Türkiye’nin birinci Trafik Psikoloğu Prof. Dr. Yeşim Yasak, Radyo Trafik Ankara’da katıldığı “Uzman Görüşü” programında Elvan Palaşoğlu’nun sorularını yanıtladı. Prof. Dr. Yasak, trafikte irtibatın nasıl olması gerektiği, vücut lisanı ve konuşma üslubu ile el, kol ve göz hareketlerinin irtibata tesirlerine dair kıymetli açıklamalarda bulundu.
Trafik Psikoloğu Prof. Dr. Yeşim Yasak, “Haklı olduğunuz halde, hareketleriniz ile haksız duruma düşebilirsiniz. Ne kadar sakin ve eleştirmeden konuşsanız da el, kol hareketleriniz yanlış anlaşılmanıza neden olur. Bu nedenle sözlerimizi ve hareketlerimizi denetim ederek karşımızdaki beşerlerle bağlantı kurmalıyız. Unutmayalım; öfke, öfkeyi getirir. Karşımızdaki insan öfkeliyse dahi siz sakin olduğunuzda o da öfkesini yenecektir. Öncelikle birbirimize hürmet duymalıyız ve haklarımızı korurken diğerlerinin da hakları olduğunu bilerek hareket etmeliyiz. Ortak kurallara uymalıyız, kendimize nazaran kurallar koymamalıyız ve kusurumuz varsa farkında olmalıyız. Evvel kendi içimizde memnun olmalıyız.” dedi.

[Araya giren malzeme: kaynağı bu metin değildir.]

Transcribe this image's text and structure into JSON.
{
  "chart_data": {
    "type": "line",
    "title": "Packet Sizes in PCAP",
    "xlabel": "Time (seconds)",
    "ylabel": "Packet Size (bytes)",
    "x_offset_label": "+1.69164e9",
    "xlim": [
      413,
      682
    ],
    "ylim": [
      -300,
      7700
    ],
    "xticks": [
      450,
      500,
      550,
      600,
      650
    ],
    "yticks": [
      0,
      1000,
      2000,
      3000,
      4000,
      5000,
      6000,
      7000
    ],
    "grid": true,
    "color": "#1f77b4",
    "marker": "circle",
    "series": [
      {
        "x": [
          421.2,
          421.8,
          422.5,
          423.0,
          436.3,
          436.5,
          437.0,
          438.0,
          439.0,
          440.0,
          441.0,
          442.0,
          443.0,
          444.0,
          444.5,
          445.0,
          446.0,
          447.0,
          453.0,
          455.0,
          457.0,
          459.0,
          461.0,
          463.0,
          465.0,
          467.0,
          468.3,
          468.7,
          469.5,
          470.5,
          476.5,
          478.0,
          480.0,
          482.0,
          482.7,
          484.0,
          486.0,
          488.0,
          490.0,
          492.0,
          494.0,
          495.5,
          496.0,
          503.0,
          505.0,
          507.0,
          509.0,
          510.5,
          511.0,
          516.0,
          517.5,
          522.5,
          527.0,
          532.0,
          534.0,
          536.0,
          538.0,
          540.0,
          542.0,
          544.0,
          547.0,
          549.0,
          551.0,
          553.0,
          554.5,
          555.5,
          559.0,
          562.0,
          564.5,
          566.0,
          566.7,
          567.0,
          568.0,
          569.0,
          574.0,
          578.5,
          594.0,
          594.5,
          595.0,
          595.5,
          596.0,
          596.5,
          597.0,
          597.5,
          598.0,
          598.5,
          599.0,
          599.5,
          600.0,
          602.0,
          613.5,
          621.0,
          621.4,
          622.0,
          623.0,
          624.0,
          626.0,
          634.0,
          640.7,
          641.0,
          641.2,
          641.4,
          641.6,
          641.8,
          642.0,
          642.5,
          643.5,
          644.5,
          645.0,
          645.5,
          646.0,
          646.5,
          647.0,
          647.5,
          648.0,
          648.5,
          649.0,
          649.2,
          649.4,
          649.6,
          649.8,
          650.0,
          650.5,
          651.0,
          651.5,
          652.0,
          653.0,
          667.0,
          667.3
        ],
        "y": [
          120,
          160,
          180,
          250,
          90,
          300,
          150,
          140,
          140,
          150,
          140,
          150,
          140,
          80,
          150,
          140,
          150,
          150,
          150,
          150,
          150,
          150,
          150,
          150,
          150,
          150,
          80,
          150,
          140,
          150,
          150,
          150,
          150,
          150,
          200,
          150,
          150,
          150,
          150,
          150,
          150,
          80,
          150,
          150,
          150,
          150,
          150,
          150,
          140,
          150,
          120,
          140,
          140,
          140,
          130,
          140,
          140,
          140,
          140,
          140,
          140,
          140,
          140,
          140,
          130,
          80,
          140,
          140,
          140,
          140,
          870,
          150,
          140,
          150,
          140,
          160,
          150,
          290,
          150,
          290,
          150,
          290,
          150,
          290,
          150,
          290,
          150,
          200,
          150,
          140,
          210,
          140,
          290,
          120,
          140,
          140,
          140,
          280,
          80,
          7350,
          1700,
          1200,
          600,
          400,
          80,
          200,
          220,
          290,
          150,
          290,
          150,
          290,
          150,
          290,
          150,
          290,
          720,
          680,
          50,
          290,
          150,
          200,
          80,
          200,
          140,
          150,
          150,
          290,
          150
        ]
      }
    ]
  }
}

“KONUŞMA VE HAREKETLER BİRBİRİNİ DESTEKLEMELİ ”
Prof. Dr. Yasak, kelamlar ile hareketlerin farklı olmaması gerektiğini de anlattı ve kelamlarını şöyle sürdürdü: “Doğru bağlantı kurmak çok kıymetli. Haklı haksız aramak yerine tahlil odaklı olmalıyız. Hatalıysak karşımızdaki şahsa sözlerimiz ve hareketlerimiz ile haksız olduğumuzu muhakkak etmeliyiz. Haklıysak da karşımızdaki şahsa yeniden anlayışlı davranıp sorunun tahliline odaklanmamız gerekiyor. Birbirini bir park yeri yüzünden darp eden beşerler olduğunu görüyoruz. Öfkelendiğimiz vakit maalesef olumsuz tarafta kullanıyoruz. İşte öfkemizi hakikat denetim edersek sıkıntıları kolay aşarız”
“SEÇİM BİZE AİT”
Kişiliğimize kendimizin istikamet verebileceğini anlatan Prof. Dr. Yeşim Yasak, “Ne istersek o oluruz!” dedi ve ekledi: “Yaptığımız makus ve âlâ hareketler bizi ve etrafımızı tesirler. Değerli olan olumluyu mu olumsuzu mu seçeceğimizdir. İstersek doğuşçu da olabiliriz. Sakin ve anlayışlı bir insan da olabiliriz. Hiçbir şey söylemeden de konuşuyoruz. Bakışımız, duruşumuz, ellerimiz, kollarımız her şey bizim dilimizdir. Doğduğumuzdan beri sorunlarımızı çözmek için yalnızca bağırıp tahlile kavuştuysak ya da palavra söyleyerek sorun çözdüysek o vakit otomatikman bağırmalıyım diye düşünüyoruz. Aile ortamında da gördüklerimiz maalesef meseleleri çözme konusunda bizi bir yola sokar.”